Susunan saraf dan cikal bakal otak, baru terbentuk di sekitar hari ke 18. Awalnya, tubuh manusia hanya berbentuk sebuah sel yang terus menerus membelah. Dari satu sel menjadi dua sel, menjadi empat sel, menjadi 8, 16, 32, 64, dan seterusnya. Dan belasan hari kemudian baru mengarah ke pembentukan otak dan saraf-saraf pendukungnya. Lantas, jiwa yang manakah yang dimintai bersyahadat oleh Allah.

QS. Al A’raaf (7): 172
Dan ketika Tuhanmu mengeluarkan keturunan anak-anak Adam dari punggung (sulbi) mereka, dan Allah mengambil kesaksian terhadap jiwa (nafs) mereka: "Bukankah Aku ini Tuhanmu?" Mereka menjawab: "Betul, kami bersaksi". (Yang demikian itu) agar di hari kiamat kamu tidak mengatakan: "Sesungguhnya kami adalah orang-orang yang lalai terhadap hal ini",

Kecerdasan paling awal pada diri manusia sebenarnya memang bukan berada di otaknya, melainkan di susunan genetikanya. Itulah yang ’bersyahadat’ pertamakali, di awal penciptaan manusia. Kecerdasan genetikalah yang diperintah oleh Allah untuk mengendalikan proses pembelahan cikal bakal manusia. Di dalamnya ada program yang menyebabkan seluruh proses pembentukan badan manusia terkontrol dengan sangat teliti. Membentuk tangan, membentuk kaki, badan, kepala, otak, susunan saraf, organ-organ dalam, tulang, kulit, dan lain sebagainya. Sebuah kecerdasan ’bawah sadar’ yang bekerja mengikuti ’fitrah ketuhanan’, karena sudah diminta bersyahadat oleh Allah untuk bertuhan dan taat kepada perintah-Nya.

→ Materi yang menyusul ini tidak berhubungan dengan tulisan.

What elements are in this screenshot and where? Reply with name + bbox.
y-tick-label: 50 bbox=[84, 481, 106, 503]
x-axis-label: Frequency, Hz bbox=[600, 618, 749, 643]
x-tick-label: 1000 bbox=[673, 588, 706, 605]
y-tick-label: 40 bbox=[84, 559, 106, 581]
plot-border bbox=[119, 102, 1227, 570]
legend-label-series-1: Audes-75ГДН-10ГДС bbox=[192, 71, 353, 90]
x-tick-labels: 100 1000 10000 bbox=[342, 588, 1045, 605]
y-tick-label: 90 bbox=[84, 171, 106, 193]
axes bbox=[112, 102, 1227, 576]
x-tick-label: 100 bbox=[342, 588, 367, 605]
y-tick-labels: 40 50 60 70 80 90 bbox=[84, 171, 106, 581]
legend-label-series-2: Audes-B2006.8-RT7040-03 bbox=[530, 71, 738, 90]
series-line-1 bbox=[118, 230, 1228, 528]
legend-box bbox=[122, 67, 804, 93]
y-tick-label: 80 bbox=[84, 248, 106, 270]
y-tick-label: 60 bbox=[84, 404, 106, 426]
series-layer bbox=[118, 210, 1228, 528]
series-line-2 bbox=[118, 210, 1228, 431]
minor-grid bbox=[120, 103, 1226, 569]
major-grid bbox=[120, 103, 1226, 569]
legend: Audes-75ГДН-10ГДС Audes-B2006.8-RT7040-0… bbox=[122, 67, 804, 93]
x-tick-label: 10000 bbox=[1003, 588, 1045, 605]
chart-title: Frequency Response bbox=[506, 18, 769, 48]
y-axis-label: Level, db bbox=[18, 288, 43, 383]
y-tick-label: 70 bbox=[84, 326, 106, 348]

Sampai sekarang seluruh sel-sel dalam tubuh kita yang jumlahnya puluhan triliun ini tetap bersyahadat dan patuh kepada perintah Allah. Mereka tetap berfungsi sebagai tubuh dengan segala tugasnya. Dan kemudian membentuk sebuah sistem ’kerajaan’ yang berpusat di otak, menjadi sosok jiwa yang lebih sempurna. Sebagai catatan, setiap 1 kg tubuh mengandung sekitar 1 triliun sel.

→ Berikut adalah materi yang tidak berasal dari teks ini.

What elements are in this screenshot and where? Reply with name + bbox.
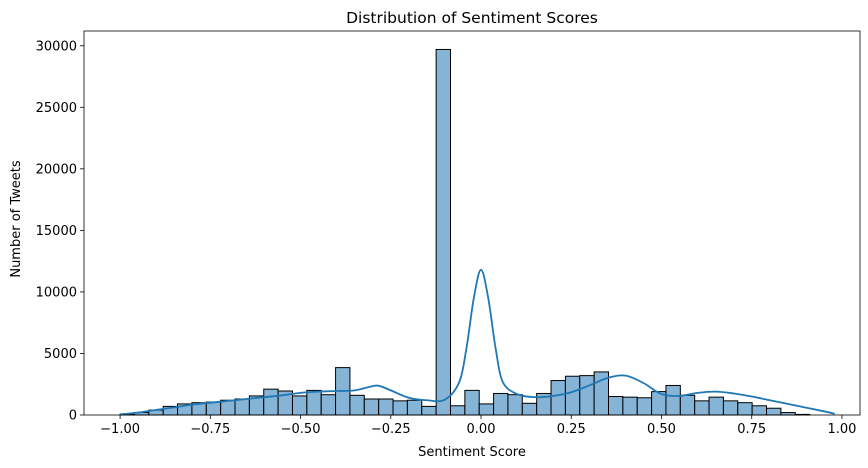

Jika dulu, jiwa berada di alam ’bawah sadar’, maka kini ia muncul di ’alam sadar’. Meskipun sebagian besarnya tetap berada di alam ’bawah sadar’. Konon, porsi alam bawah sadar manusia jauh lebih besar dibandingkan kemampuan sadarnya. Sebagian besar ahli jiwa mengatakan, sekitar 90 persen jiwa kita berada di alam bawah sadar. Hanya sekitar 10 persen saja yang berada di alam sadar.

Tetapi, menariknya, tanggungjawab beragama pada diri manusia dikaitkan dengan jiwa yang berada di ’alam sadar’. Bukan yang ’bawah sadar’. Keputusan-keputusan saat kondisi sadarlah yang harus dipertanggung-jawabkan sebagai akhir dari proses beragama. Karena itu, lantas sangat terkait dengan perkembangan akal. Dan itu seiring dengan perkembangan otak manusia.

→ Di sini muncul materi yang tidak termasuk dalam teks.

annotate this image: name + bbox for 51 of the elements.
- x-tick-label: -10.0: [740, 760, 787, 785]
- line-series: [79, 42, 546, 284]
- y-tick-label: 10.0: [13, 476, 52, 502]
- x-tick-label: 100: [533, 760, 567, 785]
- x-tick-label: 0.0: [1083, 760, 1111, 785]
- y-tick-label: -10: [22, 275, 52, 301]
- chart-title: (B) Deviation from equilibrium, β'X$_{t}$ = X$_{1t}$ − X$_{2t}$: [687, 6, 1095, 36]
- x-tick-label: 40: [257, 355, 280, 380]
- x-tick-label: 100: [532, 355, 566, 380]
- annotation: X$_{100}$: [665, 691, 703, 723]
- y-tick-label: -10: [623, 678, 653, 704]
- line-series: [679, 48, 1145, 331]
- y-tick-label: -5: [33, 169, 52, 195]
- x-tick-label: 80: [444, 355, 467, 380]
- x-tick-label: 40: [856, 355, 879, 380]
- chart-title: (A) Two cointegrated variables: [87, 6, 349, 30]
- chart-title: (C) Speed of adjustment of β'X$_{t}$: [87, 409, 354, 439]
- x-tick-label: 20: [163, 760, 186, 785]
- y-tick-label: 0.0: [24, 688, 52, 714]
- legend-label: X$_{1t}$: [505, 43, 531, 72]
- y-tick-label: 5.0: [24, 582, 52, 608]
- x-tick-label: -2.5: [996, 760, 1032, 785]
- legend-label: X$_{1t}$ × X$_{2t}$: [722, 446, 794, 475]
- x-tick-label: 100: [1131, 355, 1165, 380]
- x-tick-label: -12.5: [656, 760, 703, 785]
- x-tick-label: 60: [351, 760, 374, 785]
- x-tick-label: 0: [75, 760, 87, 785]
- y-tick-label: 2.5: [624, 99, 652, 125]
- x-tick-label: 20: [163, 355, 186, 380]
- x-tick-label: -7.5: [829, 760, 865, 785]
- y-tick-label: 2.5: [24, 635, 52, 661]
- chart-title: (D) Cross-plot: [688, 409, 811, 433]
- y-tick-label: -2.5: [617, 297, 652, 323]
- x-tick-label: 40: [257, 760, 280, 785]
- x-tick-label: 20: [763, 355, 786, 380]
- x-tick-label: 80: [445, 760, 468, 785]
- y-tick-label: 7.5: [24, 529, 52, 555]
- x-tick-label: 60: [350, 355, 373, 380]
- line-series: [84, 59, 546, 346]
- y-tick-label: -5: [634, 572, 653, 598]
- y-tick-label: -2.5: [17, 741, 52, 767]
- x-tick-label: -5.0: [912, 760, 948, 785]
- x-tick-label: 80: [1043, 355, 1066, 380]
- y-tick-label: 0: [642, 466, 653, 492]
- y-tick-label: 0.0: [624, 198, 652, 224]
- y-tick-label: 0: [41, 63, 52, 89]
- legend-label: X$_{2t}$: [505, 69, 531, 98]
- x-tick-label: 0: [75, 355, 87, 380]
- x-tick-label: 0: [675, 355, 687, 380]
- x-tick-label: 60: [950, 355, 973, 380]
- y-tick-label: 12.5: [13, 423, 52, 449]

Kecerdasan yang tadinya bekerja di alam 'bawah sadar’ dalam susunan genetika inti sel, lantas bertumbuh menjadi sebuah kecerdasan ’alam sadar’ yang bersemayam di dalam otak. Ia mendewasa seiring dengan proses penyempurnaan struktur otak yang terus berkembang.

Sejak hari ke 18 itulah struktur otak dan susunan saraf menjadi semakin kompleks. Dan, berkembang dengan kecepatan yang luar biasa menakjubkan. Setiap menit, sel-sel otak janin bertambah sekitar 25.000 sel. Sehingga, sembilan bulan kemudian otak memiliki sekitar 100 miliar sel saraf, dan 200 miliar sel glia sebagai sel-sel penunjang fungsi kerjanya. Organ berbentuk bubur dengan bobot sekitar 1,5 kg itu pun menjadi pusat kecerdasan manusia yang tiada ternilai. Dan menghasilkan peradaban manusia yang kita lihat sepanjang sejarah kemanusiaan.

Susunan saraf otak membentuk sirkuit-sirkuit yang sangat rumit, dengan kecanggihan yang tiada terkira, mengalahkan komputer dengan microchip terhebat mana pun yang ada di dunia. Otak menjadi alat penerjemah dari ’sesuatu’ yang berada di ’alam bawah’ sadar, yang porsinya jauh lebih besar itu, ke alam sadar disekitarnya..!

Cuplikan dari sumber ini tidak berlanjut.